Always keep “the big picture” in mind.

SEO - The Big PictureWhile your on-page SEO and off-site marketing may have some issues that are a higher priority than others – maybe you have a lot of duplicated content on your site, or maybe you don’t have as many good links to your site as your competitors – no single thing is likely to be the one magic bullet that will make the other issues irrelevant. Doing just the easy stuff and hoping the difficult things will fix themselves is not going to work. The word optimize means to make something as effective, perfect, or useful as possible. If you knowingly do something only in part, it is not optimized.

Here is an example of this:

Your SEO consultant tells you that your earlier link building efforts have triggered a penalty from Google, which seems to have impacted the entire site. He also says over half of your website content is either poorly written or copied from somewhere else (that $5 per blog post thing didn’t work out very well). There are also some formatting and other code issues with the site that are hindering its ability to rank well. You know that those links all came from a link building service which is able to remove all of them, so you get the spammers to remove all of those links and think “problem solved” – but it isn’t. The penalty may indeed be the biggest, ugliest problem, but all of those other things are still there, still causing problems with Google.

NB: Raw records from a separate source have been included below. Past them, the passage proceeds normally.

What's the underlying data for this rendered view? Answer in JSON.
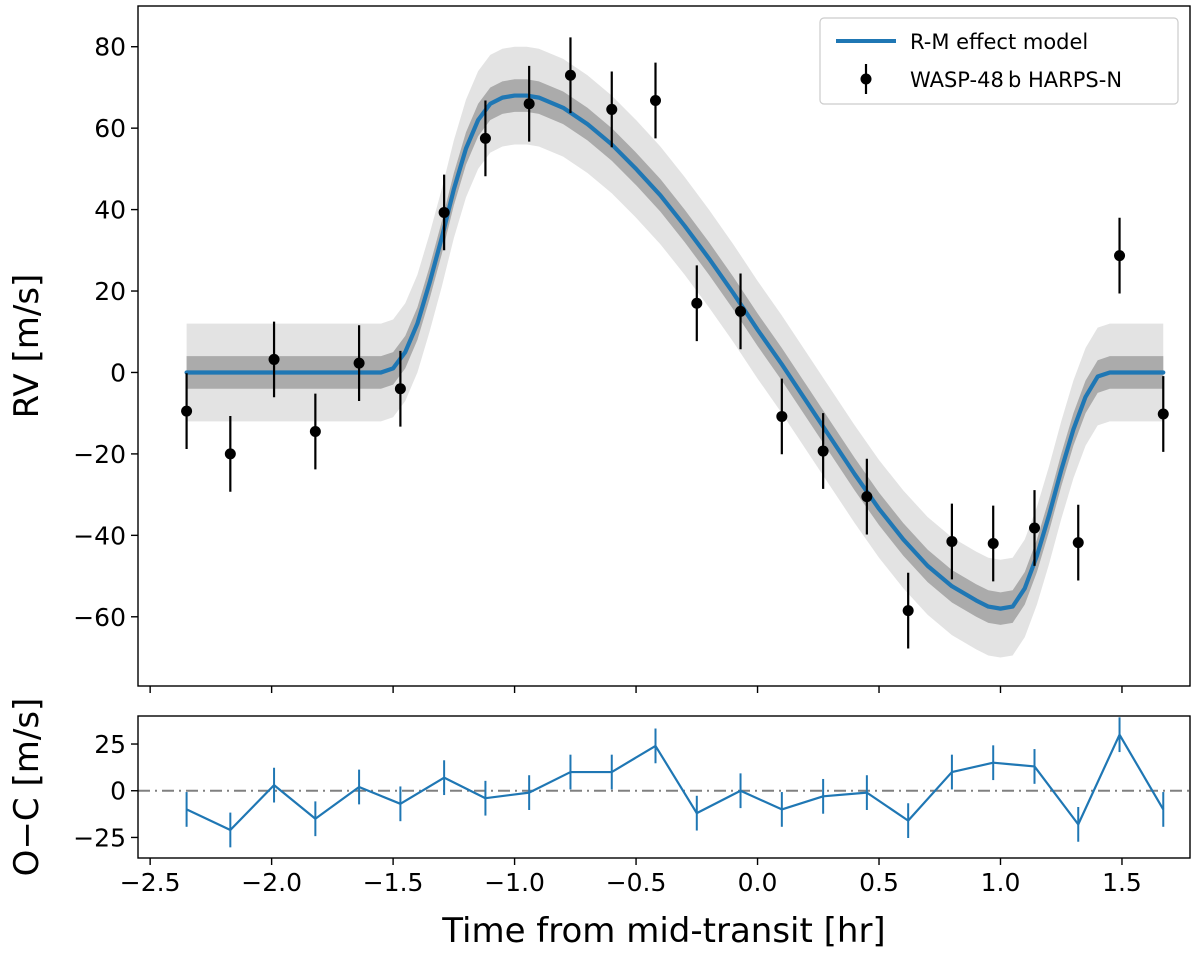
{
  "chart_data": [
    {
      "panel": "top",
      "type": "line+errorbar",
      "xlabel": "",
      "ylabel": "RV [m/s]",
      "xlim": [
        -2.55,
        1.78
      ],
      "ylim": [
        -77,
        90
      ],
      "xticks": [
        -2.5,
        -2.0,
        -1.5,
        -1.0,
        -0.5,
        0.0,
        0.5,
        1.0,
        1.5
      ],
      "yticks": [
        -60,
        -40,
        -20,
        0,
        20,
        40,
        60,
        80
      ],
      "ytick_labels": [
        "−60",
        "−40",
        "−20",
        "0",
        "20",
        "40",
        "60",
        "80"
      ],
      "legend": {
        "placement": "top-right",
        "entries": [
          "R-M effect model",
          "WASP-48 b HARPS-N"
        ]
      },
      "model": {
        "name": "R-M effect model",
        "color": "#1f77b4",
        "x": [
          -2.35,
          -1.55,
          -1.5,
          -1.45,
          -1.4,
          -1.35,
          -1.3,
          -1.25,
          -1.2,
          -1.15,
          -1.1,
          -1.05,
          -1.0,
          -0.95,
          -0.9,
          -0.8,
          -0.7,
          -0.6,
          -0.5,
          -0.4,
          -0.3,
          -0.2,
          -0.1,
          0.0,
          0.1,
          0.2,
          0.3,
          0.4,
          0.5,
          0.6,
          0.7,
          0.8,
          0.9,
          0.95,
          1.0,
          1.05,
          1.1,
          1.15,
          1.2,
          1.25,
          1.3,
          1.35,
          1.4,
          1.45,
          1.5,
          1.55,
          1.67
        ],
        "y": [
          0,
          0,
          1,
          5,
          12,
          22,
          33,
          45,
          55,
          62,
          66,
          67.5,
          68,
          68,
          67.5,
          65,
          61,
          56,
          50,
          43.5,
          36,
          28,
          19.5,
          10.5,
          2,
          -7,
          -16,
          -25,
          -33.5,
          -41,
          -47.5,
          -52.5,
          -56,
          -57.5,
          -58,
          -57.5,
          -53,
          -45,
          -35,
          -24,
          -14,
          -6,
          -1,
          0,
          0,
          0,
          0
        ],
        "band_inner_halfwidth": 4,
        "band_outer_halfwidth": 12,
        "band_inner_color": "#ababab",
        "band_outer_color": "#e3e3e3"
      },
      "observations": {
        "name": "WASP-48 b HARPS-N",
        "color": "#000000",
        "x": [
          -2.35,
          -2.17,
          -1.99,
          -1.82,
          -1.64,
          -1.47,
          -1.29,
          -1.12,
          -0.94,
          -0.77,
          -0.6,
          -0.42,
          -0.25,
          -0.07,
          0.1,
          0.27,
          0.45,
          0.62,
          0.8,
          0.97,
          1.14,
          1.32,
          1.49,
          1.67
        ],
        "y": [
          -9.5,
          -20,
          3.2,
          -14.5,
          2.3,
          -4,
          39.3,
          57.5,
          66,
          73,
          64.6,
          66.8,
          17,
          15,
          -10.8,
          -19.3,
          -30.5,
          -58.5,
          -41.5,
          -42,
          -38.2,
          -41.8,
          28.7,
          -10.2
        ],
        "yerr": 9.3
      }
    },
    {
      "panel": "bottom",
      "type": "line+errorbar",
      "xlabel": "Time from mid-transit [hr]",
      "ylabel": "O−C [m/s]",
      "xlim": [
        -2.55,
        1.78
      ],
      "ylim": [
        -36,
        40
      ],
      "xticks": [
        -2.5,
        -2.0,
        -1.5,
        -1.0,
        -0.5,
        0.0,
        0.5,
        1.0,
        1.5
      ],
      "xtick_labels": [
        "−2.5",
        "−2.0",
        "−1.5",
        "−1.0",
        "−0.5",
        "0.0",
        "0.5",
        "1.0",
        "1.5"
      ],
      "yticks": [
        -25,
        0,
        25
      ],
      "ytick_labels": [
        "−25",
        "0",
        "25"
      ],
      "zero_line": {
        "y": 0,
        "style": "dash-dot",
        "color": "#808080"
      },
      "residuals": {
        "color": "#1f77b4",
        "x": [
          -2.35,
          -2.17,
          -1.99,
          -1.82,
          -1.64,
          -1.47,
          -1.29,
          -1.12,
          -0.94,
          -0.77,
          -0.6,
          -0.42,
          -0.25,
          -0.07,
          0.1,
          0.27,
          0.45,
          0.62,
          0.8,
          0.97,
          1.14,
          1.32,
          1.49,
          1.67
        ],
        "y": [
          -10,
          -21,
          3,
          -15,
          2,
          -7,
          7,
          -4,
          -1,
          10,
          10,
          24,
          -12,
          0,
          -10,
          -3,
          -1,
          -16,
          10,
          15,
          13,
          -18,
          30,
          -10
        ],
        "yerr": 9.3
      }
    }
  ]
}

So you now have the following options:

  1. Spend the time and money required to improve all of the known issues.
  2. Fix the next easiest to fix problem and hope that one thing makes everything better.
  3. Hire someone who will tell you only what you want to hear: “All you have to do is ____”.

Option 1 will work. It may take longer or be more difficult than you’d like, but it will work.
Option 2 may work. Putting forth the minimum effort in small increments can sometimes work if you are very lucky. Most of the time, that list of issues shown in your SEO audit is not a menu. You do not have the luxury of picking just one thing and working only on that.
Option 3 will likely end up costing more in the long run and may even be a set back. If you have not dealt with the very real things that are holding your website down in the search results, seemingly easy solutions like pointing more not-so-great links to the site are not likely to help – no matter how special that new link builder told you they are.

It is true that the tiniest details can be extremely important when optimizing a website.
It is also true that all of those details add up in the big picture.